Last updated: November 6, 2024

To connect Databricks and enable Aleph to query its data directly, Aleph needs a Databricks user or service principal that Aleph will use to read the tables and data.

We suggest creating a separate database user or service principal for Aleph, with only access to the tables you need to consume in Aleph. If you already have a database user or principal for the finance team, we recommend assigning that user/principal and the Aleph user/principal the same role, so that any table that is made available to finance is also available in Aleph.

Using a Personal Access Token

To connect Databricks to Aleph using a personal access token, you need to provide us the following information:

  • Host (e.g., dbc-a1b2345c-d6e7.cloud.databricks.com)

  • Path (e.g., sql/protocolv1/o/1234567890123456/1234-567890-abcdefgh)

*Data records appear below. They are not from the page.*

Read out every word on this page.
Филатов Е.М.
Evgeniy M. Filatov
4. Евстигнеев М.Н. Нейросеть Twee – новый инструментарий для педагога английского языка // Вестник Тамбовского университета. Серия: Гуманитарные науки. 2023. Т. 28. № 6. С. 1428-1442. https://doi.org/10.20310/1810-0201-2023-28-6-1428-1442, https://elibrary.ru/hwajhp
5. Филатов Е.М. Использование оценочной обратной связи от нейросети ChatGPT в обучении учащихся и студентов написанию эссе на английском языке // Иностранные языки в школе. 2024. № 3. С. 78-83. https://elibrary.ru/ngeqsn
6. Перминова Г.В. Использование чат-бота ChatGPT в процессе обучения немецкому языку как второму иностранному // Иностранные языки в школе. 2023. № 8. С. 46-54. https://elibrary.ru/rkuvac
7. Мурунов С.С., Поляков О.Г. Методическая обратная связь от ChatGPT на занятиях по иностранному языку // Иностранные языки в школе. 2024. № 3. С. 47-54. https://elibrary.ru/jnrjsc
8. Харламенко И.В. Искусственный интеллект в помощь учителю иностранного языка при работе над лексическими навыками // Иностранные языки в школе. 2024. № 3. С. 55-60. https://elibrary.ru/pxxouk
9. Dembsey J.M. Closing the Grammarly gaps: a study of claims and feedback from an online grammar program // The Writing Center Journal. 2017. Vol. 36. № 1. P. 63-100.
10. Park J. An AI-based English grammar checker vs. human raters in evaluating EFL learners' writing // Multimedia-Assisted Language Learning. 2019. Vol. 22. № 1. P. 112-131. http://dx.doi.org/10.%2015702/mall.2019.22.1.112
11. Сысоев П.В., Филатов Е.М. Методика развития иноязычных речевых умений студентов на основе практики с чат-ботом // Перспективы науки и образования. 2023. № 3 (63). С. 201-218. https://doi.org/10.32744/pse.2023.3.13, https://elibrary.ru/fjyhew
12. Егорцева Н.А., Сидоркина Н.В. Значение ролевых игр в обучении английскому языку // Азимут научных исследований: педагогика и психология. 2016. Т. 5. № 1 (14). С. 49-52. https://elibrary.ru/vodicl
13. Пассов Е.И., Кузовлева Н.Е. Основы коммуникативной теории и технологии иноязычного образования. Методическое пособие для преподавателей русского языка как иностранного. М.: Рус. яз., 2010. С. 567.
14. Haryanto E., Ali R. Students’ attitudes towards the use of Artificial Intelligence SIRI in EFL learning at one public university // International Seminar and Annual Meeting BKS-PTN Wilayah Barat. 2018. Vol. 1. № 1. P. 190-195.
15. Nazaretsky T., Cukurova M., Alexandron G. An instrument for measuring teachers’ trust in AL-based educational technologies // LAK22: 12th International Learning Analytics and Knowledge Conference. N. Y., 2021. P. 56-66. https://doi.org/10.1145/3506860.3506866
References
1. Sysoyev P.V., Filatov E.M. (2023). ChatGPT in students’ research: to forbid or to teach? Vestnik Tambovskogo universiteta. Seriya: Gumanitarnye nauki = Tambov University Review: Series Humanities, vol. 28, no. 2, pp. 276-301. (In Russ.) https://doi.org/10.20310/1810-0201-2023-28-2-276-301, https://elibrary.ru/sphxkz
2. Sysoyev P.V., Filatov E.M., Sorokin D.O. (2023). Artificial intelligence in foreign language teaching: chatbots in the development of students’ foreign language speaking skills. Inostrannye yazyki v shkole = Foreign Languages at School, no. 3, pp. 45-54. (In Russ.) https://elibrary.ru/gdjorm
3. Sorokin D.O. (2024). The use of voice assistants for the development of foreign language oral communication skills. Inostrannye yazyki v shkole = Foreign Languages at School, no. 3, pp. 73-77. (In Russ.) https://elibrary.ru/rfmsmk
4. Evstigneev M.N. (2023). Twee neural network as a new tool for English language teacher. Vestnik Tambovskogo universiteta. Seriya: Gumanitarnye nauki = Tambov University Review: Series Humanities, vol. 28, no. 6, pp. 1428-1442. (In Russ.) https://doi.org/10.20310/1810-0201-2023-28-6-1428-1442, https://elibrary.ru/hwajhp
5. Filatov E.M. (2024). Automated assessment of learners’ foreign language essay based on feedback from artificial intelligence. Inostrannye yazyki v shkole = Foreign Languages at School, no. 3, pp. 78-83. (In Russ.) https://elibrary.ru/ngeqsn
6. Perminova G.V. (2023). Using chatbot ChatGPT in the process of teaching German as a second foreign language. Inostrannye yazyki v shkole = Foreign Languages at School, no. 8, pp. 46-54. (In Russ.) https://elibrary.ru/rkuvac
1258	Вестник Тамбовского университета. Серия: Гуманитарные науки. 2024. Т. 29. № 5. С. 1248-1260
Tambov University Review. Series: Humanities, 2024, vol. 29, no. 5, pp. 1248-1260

  • Token (e.g., dapi12345678901234567890123456789012)

  • Database

  • Schema

Using OAuth M2M

We also support service principal using OAuth M2M. For this we need the following information:

  • Host (e.g., dbc-a1b2345c-d6e7.cloud.databricks.com)

  • Path (e.g., sql/protocolv1/o/1234567890123456/1234-567890-abcdefgh)

  • Client ID

  • Client Secret

If you have an IP whitelist, you must add our server IP 35.202.250.148 to the whitelist

To share this information securely, you can use Doppler Share or your preferred alternative. For security reasons, we recommend choosing an appropriate expiration time for the share link.

Important: the credential information is sensitive so only share it with authorized individuals.